Chapter 3 - Semantic Reasoning Methods

Chapter 3

Semantic Reasoning Methods

3.1 Introduction

In this chapter, we present several basic methods for determining whether a given set of premises propositionally entails a given conclusion. In the next two chapters, we look at additional methods for making this determination.

3.2 Truth Table Method

One way of determining whether or not a set of premises logically entails a possible conclusion is to check the truth table for the logical constants of the language. This is called the truth table method and can be formalized as follows. Starting with a complete truth table for the propositional constants, iterate through all the premises of the problem, for each premise eliminating any row that does not satisfy the premise. Do the same for the conclusion. Finally, compare the two tables. If every row that remains in the premise table, i.e. is not eliminated, also remains in the conclusion table, i.e. is not eliminated, then the premises logically entail the conclusion.

As an example of this method, consider the problem from the introduction. We have two premises. If Mary loves Pat, then Mary loves Quincy. If it is Monday, then Mary loves Pat or Quincy. From these premises, we can draw the conclusion that on Mondays Mary loves Quincy. More formally, we can say that the premises logically entail the conclusion. To see this, let us set up the problem with three logical constants. The logical constant m means that it is Monday. The logical constant p means that Mary loves Pat. The logical constant q means that Mary loves Quincy.

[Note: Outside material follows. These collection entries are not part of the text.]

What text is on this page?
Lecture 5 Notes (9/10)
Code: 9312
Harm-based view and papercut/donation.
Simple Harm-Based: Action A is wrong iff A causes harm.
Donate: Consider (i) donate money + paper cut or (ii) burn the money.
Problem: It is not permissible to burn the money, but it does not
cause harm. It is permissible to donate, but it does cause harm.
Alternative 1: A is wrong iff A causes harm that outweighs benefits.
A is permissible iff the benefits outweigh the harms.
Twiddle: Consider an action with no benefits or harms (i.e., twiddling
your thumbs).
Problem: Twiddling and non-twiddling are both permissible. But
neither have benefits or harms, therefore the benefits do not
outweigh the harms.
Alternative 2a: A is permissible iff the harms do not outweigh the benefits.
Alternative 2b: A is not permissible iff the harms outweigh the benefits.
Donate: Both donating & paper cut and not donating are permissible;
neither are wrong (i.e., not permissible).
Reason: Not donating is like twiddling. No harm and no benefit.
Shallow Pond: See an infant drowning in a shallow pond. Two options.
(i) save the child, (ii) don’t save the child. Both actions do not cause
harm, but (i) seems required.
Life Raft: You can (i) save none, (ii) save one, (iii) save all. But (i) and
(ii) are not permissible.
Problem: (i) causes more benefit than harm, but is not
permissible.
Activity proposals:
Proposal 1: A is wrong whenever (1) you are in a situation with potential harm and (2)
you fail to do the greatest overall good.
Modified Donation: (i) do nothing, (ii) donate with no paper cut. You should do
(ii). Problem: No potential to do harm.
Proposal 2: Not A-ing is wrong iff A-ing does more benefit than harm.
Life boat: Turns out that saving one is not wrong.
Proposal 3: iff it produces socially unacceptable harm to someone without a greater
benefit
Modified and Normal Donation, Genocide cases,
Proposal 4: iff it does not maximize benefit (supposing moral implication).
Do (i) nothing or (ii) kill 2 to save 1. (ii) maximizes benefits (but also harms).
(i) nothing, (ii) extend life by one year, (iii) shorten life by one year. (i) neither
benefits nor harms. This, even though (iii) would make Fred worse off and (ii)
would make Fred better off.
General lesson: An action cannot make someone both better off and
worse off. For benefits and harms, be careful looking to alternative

Given this language, we can write our first premise as shown below. If Mary loves Pat, then Mary loves Quincy.

p ⇒ q

The following sentence captures the second premise. If it is Monday, then Mary loves Pat or Quincy.

m ⇒ p ∨ q

Finally, our conclusion (which is to be proved) can be written as follows. If it is Monday, then Mary loves Quincy.

m ⇒ q

The following figure illustrates the handling of the premises. On the left is the full truth table. In the second table, we have processed the first premise by crossing out all rows in which p is true and q is false, as required by the semantics for the ⇒ operator. The table on the right shows the result after the second premise is taken into account as well. We have crossed out the one additional row in which m is true and in which both p and q are false.

m	p	q

true	true	true
true	true	false
true	false	true
true	false	false
false	true	true
false	true	false
false	false	true
false	false	false

m	p	q

true	true	true
×	×	×
true	false	true
true	false	false
false	true	true
×	×	×
false	false	true
false	false	false

m	p	q

true	true	true
×	×	×
true	false	true
×	×	×
false	true	true
×	×	×
false	false	true
false	false	false

Now, we do the same for the conclusion. The tables below show the results. Again, the table on the left is the starting point. The table on the right is the result of crossing out any rows that do not satisfy the conclusion. We have eliminated any row in which m is true and q is false.

m	p	q

true	true	true
true	true	false
true	false	true
true	false	false
false	true	true
false	true	false
false	false	true
false	false	false

m	p	q

true	true	true
×	×	×
true	false	true
×	×	×
false	true	true
false	true	false
false	false	true
false	false	false

Finally, in order to make the determination of logical entailment, we compare the two rightmost tables and notice that every row remaining in the premise table also remains in the conclusion table. In other words, the premises logically entail the conclusion.

The truth table method has the merit that it is easy to understand. It is a direct implementation of the definition of logical entailment. In practice, it is awkward to manage two tables, especially since there are simpler approaches in which only one table needs to be manipulated.

3.3 Validity Checking

One of these approaches is the validity checking method. It goes as follows.To determine whether a finite set of sentences {φ₁, ... , φ_n} logically entails a sentence φ, we form the sentence (φ₁ ∧ ... ∧ φ_n ∧ ⇒ φ) and check whether it is valid./p>

To see how this method works, consider the problem of Mary and Pat and Quincy once again. In this case, we write the tentative conclusion as shown below.

(m ⇒ p ∨ q) & (p ⇒ q) ⇒ (m ⇒ q)

We then form a truth table for our language with an added column for this sentence and check its satisfaction under each of the possible interpretations for our logical constants.

m	p	q	(m ⇒ p ∨ q) & (p ⇒ q) ⇒ (m ⇒ q)

true	true	true	true
true	true	false	true
true	false	true	true
true	false	false	true
false	true	true	true
false	true	false	true
false	false	true	true
false	false	false	true

3.4 Unsatisfability Checking

The satisfiability checking method is another single table approach. It is almost exactly the same as the validity checking method, except that it works negatively instead of positively. To determine whether a finite set of sentences {φ₁, ... , φ_n} logically entails a sentence φ, we form the sentence (φ₁ ∧ ... ∧ φ_n ∧ ¬φ) and check whether it is unsatisfiable.

Both the validity checking method and the satisfiability checking method require about the same amount of work as the truth table method, but they have the merit of manipulating only table. As we shall see later, there are additional advantages when we move to more complex logics.